そんな思いで店に入ると、オーナーの柚木さんは白く輝く歯を見せながら、満面の笑みで俺を迎えてくれた。
 隅のほうにあるソファーに向かい合って座り、俺は柚木さんといろいろな事を話した。時間にして一時間程だったと思うのだが、俺は確信した。この人は本物だと。
 柚木さんの音楽に対する姿勢に、俺はただただ感心するばかりだった。彼の思想は俺の遥か上をいっている。

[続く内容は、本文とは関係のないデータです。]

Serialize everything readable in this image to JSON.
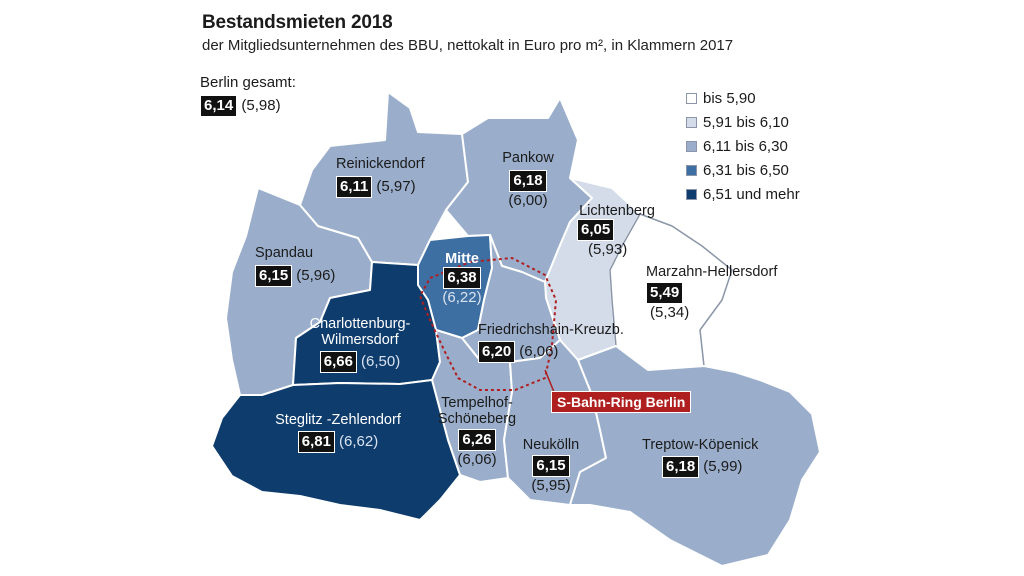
{
  "title": "Bestandsmieten 2018",
  "subtitle": "der Mitgliedsunternehmen des BBU, nettokalt in Euro pro m², in Klammern 2017",
  "total": {
    "label": "Berlin gesamt:",
    "value": "6,14",
    "prev": "(5,98)"
  },
  "legend": [
    {
      "label": "bis 5,90",
      "color": "#ffffff"
    },
    {
      "label": "5,91 bis 6,10",
      "color": "#d3dce8"
    },
    {
      "label": "6,11 bis 6,30",
      "color": "#9aaecb"
    },
    {
      "label": "6,31 bis 6,50",
      "color": "#3e6fa3"
    },
    {
      "label": "6,51 und mehr",
      "color": "#0e3c6d"
    }
  ],
  "districts": {
    "reinickendorf": {
      "name": "Reinickendorf",
      "value": "6,11",
      "prev": "(5,97)"
    },
    "pankow": {
      "name": "Pankow",
      "value": "6,18",
      "prev": "(6,00)"
    },
    "lichtenberg": {
      "name": "Lichtenberg",
      "value": "6,05",
      "prev": "(5,93)"
    },
    "spandau": {
      "name": "Spandau",
      "value": "6,15",
      "prev": "(5,96)"
    },
    "mitte": {
      "name": "Mitte",
      "value": "6,38",
      "prev": "(6,22)"
    },
    "marzahn": {
      "name": "Marzahn-Hellersdorf",
      "value": "5,49",
      "prev": "(5,34)"
    },
    "charlottenburg": {
      "name1": "Charlottenburg-",
      "name2": "Wilmersdorf",
      "value": "6,66",
      "prev": "(6,50)"
    },
    "friedrichshain": {
      "name": "Friedrichshain-Kreuzb.",
      "value": "6,20",
      "prev": "(6,06)"
    },
    "steglitz": {
      "name": "Steglitz -Zehlendorf",
      "value": "6,81",
      "prev": "(6,62)"
    },
    "tempelhof": {
      "name1": "Tempelhof-",
      "name2": "Schöneberg",
      "value": "6,26",
      "prev": "(6,06)"
    },
    "neukoelln": {
      "name": "Neukölln",
      "value": "6,15",
      "prev": "(5,95)"
    },
    "treptow": {
      "name": "Treptow-Köpenick",
      "value": "6,18",
      "prev": "(5,99)"
    }
  },
  "sbahn_label": "S-Bahn-Ring Berlin",
  "colors": {
    "border": "#ffffff",
    "ring": "#b01f1f"
  }
}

 柚木さんは俺がステージに上がる事において、さしあたっての課題を二つ提示してきた。
 一つ目は、携帯電話を持つこと。これから連絡を取り合うのに電話の一つも無いのは不便で仕方ないとの事だ。
 二つ目は、三ヵ月後のステージで発表出来る新曲を作り上げること。

 半信半疑だった話がどんどん具体化している実感がする。この急転直下の展開に俺の脳髄はアドレナリンの出口が緩みっぱなしになっていた。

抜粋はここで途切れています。